The National Socio-economic Registry will be regularly updated to keep it current and deliver services to the Pakistanis most in need. The effort started in earnest in 2020 to hand out Rs. 12,000 per family to 3 million most affected by the COVID19 lockdown. Here's how a Pakistani government website describes the digital registry architecture:

"The Cognitive API architecture for Ehsaas’ National Socio-Economic Registry 2021 is one of the six main pillars of ‘One Window Ehsaas’. With the survey, which is building the registry currently 90.5% complete nationwide, Ehsaas is firming up its plans to open data sharing and data access services for all executing agencies under Poverty Alleviation and Social Safety Division (PASSD). Data sharing will be done through the Cognitive API Architecture approach.
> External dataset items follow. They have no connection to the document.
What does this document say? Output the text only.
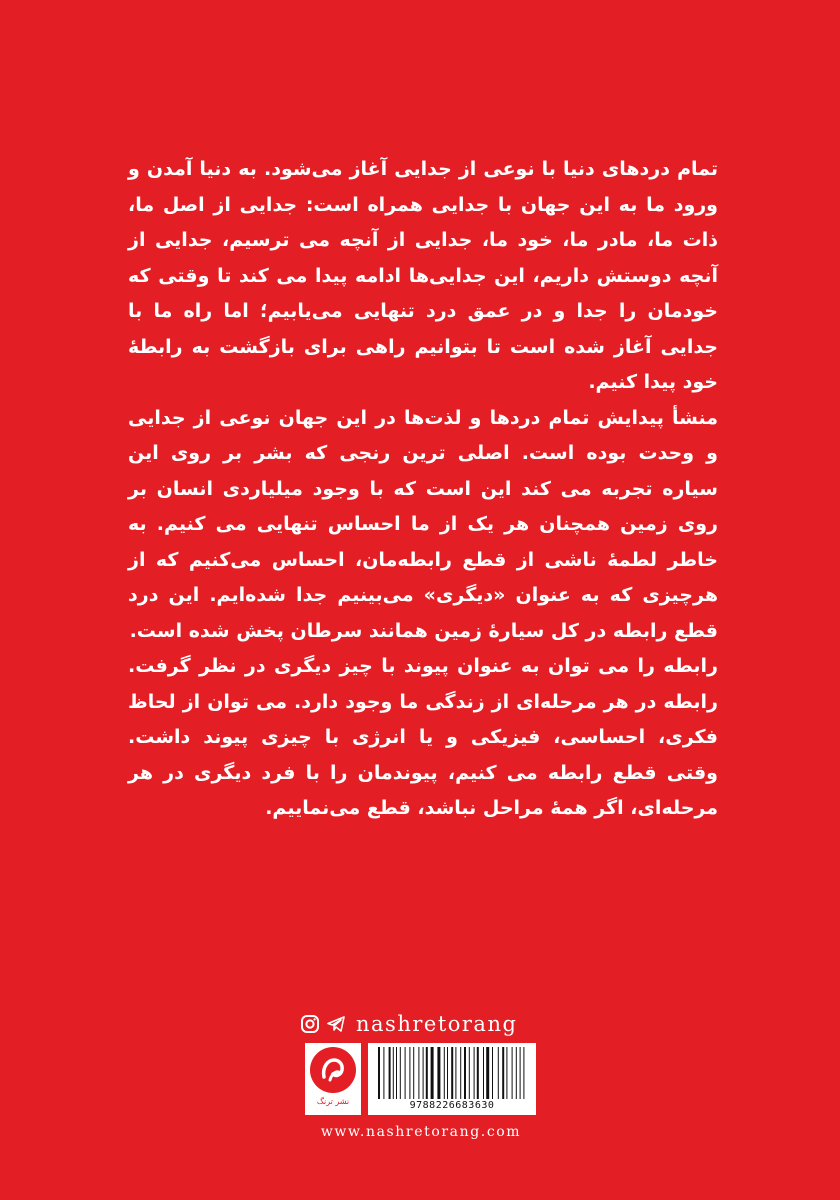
تمام دردهای دنیا با نوعی از جدایی آغاز می‌شود. به دنیا آمدن و ورود ما به این جهان با جدایی همراه است: جدایی از اصل ما، ذات ما، مادر ما، خود ما، جدایی از آنچه می ترسیم، جدایی از آنچه دوستش داریم، این جدایی‌ها ادامه پیدا می کند تا وقتی که خودمان را جدا و در عمق درد تنهایی می‌یابیم؛ اما راه ما با جدایی آغاز شده است تا بتوانیم راهی برای بازگشت به رابطهٔ خود پیدا کنیم.

منشأ پیدایش تمام دردها و لذت‌ها در این جهان نوعی از جدایی و وحدت بوده است. اصلی ترین رنجی که بشر بر روی این سیاره تجربه می کند این است که با وجود میلیاردی انسان بر روی زمین همچنان هر یک از ما احساس تنهایی می کنیم. به خاطر لطمهٔ ناشی از قطع رابطه‌مان، احساس می‌کنیم که از هرچیزی که به عنوان «دیگری» می‌بینیم جدا شده‌ایم. این درد قطع رابطه در کل سیارهٔ زمین همانند سرطان پخش شده است.

رابطه را می توان به عنوان پیوند با چیز دیگری در نظر گرفت. رابطه در هر مرحله‌ای از زندگی ما وجود دارد. می توان از لحاظ فکری، احساسی، فیزیکی و یا انرژی با چیزی پیوند داشت. وقتی قطع رابطه می کنیم، پیوندمان را با فرد دیگری در هر مرحله‌ای، اگر همهٔ مراحل نباشد، قطع می‌نماییم.

nashretorang
نشر ترنگ	9788226683630
www.nashretorang.com
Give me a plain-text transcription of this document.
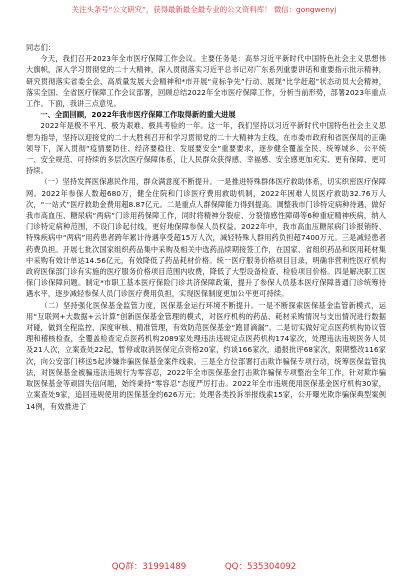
关注头条号“公文研究”，获得最新最全最专业的公文资料库！ 微信：gongwenyj

同志们：

今天，我们召开2023年全市医疗保障工作会议。主要任务是：高举习近平新时代中国特色社会主义思想伟大旗帜，深入学习贯彻党的二十大精神，深入贯彻落实习近平总书记对广东系列重要讲话和重要指示批示精神，研究贯彻落实省委全会、高质量发展大会精神和*市开展“竞标争先”行动、展现“比学赶超”状态动员大会精神，落实全国、全省医疗保障工作会议部署，回顾总结2022年全市医疗保障工作，分析当前形势，部署2023年重点工作。下面，我讲三点意见。

一、全面回顾，2022年我市医疗保障工作取得新的重大进展

2022年是极不平凡、极为艰难、极具考验的一年。这一年，我们坚持以习近平新时代中国特色社会主义思想为指导，坚持以迎接党的二十大胜利召开和学习贯彻党的二十大精神为主线，在市委市政府和省医保局的正确领导下，深入贯彻“疫情要防住、经济要稳住、发展要安全”重要要求，逐步健全覆盖全民、统筹城乡、公平统一、安全规范、可持续的多层次医疗保障体系，让人民群众获得感、幸福感、安全感更加充实、更有保障、更可持续。

（一）坚持发挥医保惠民作用，群众满意度不断提升。一是推进特殊群体医疗救助体系，切实织密医疗保障网。2022年参保人数超680万，健全住院和门诊医疗费用救助机制，2022年困难人员医疗救助32.76万人次，“一站式”医疗救助金费用超8.87亿元。二是重点人群保障能力得到提高。调整我市门诊特定病种待遇，做好我市高血压、糖尿病“两病”门诊用药保障工作，同时将精神分裂症、分裂情感性障碍等6种重症精神疾病，纳入门诊特定病种范围，不设门诊起付线，更好地保障参保人员权益。2022年中，我市高血压糖尿病门诊报销特、特殊疾病中“两病”用药患者跨年累计待遇享受超15万人次，减轻特殊人群用药负担超7400万元。三是减轻患者药费负担。开展七批次国家组织药品集中采购及相关中选药品续期接签工作，在国家、省组织药品和医用耗材集中采购有效计单达14.56亿元，有效降低了药品耗材价格。统一医疗服务价格项目目录，明确非营利性医疗机构政府医保部门诊有实施的医疗服务价格项目范围内收费，降低了大型设备检查、检验项目价格。四是解决职工医保门诊保障问题。制定*市职工基本医疗保险门诊共济保障政策，提升了参保人员基本医疗保障普通门诊统筹待遇水平，逐步减轻参保人员门诊医疗费用负担，实现医保制度更加公平更可持续。

（二）坚持强化医保基金监管力度，医保基金运行环境不断提升。一是不断探索医保基金监管新模式，运用“互联网+大数据+云计算”创新医保基金管理的模式，对医疗机构的药品、耗材采购情况与支出情况进行数据对碰，做到全程监控、深度审核、精准管理，有效防范医保基金“跑冒滴漏”。二是切实做好定点医药机构协议管理和稽核检查，全覆盖检查定点医药机构2089家处理违法违规定点医药机构174家次，处理违法违规医务人员及21人次，立案查处22起，暂停或取消医保定点资格20家，约谈166家次，通报批评68家次，限期整改116家次，向公安部门移送5起涉嫌诈骗医保基金案件线索。三是全方位部署打击欺诈骗保专项行动，统筹医保监管执法，对医保基金被骗违法违规行为零容忍，2022年全市医保基金打击欺诈骗保专项整治全年工作，针对欺诈骗取医保基金等顽固失信问题，始终秉持“零容忍”态度严厉打击。2022年全市违规使用医保基金医疗机构30家，立案查处9家，追回违规使用的医保基金约626万元；处理各类投诉举报线索15家，公开曝光欺诈骗保典型案例14例，有效推进了

QQ群：31991489	QQ：535304092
The deployment of Ehsaas API architecture for data sharing will allow executing agencies to access data from the unified registry in real-time to validate beneficiary information. This will empower them to ascertain eligibility of potential beneficiaries".



More recently, the Pakistan Tehrik-e-Insaf (PTI) governments in Khyber Pukhtunkhwa (KP) and Punjab provinces have rolled out Sehat Cards to provide free health coverage to cover tens of millions of people. This is essentially a government-funded health insurance program run by insurance companies to cover up to one million rupees worth of care each year at government certified public and private clinics and hospitals. It represents a major expansion of this program which was first introduced in Khyber-Pakhtunkhwa province. It is now available to residents of Khyber Pakhtunkhwa, Punjab, Balochistan, Gilgit Baltistan, Azad Kashmir, and Tharparkar district in Sindh under the Sehat Sahulat Program.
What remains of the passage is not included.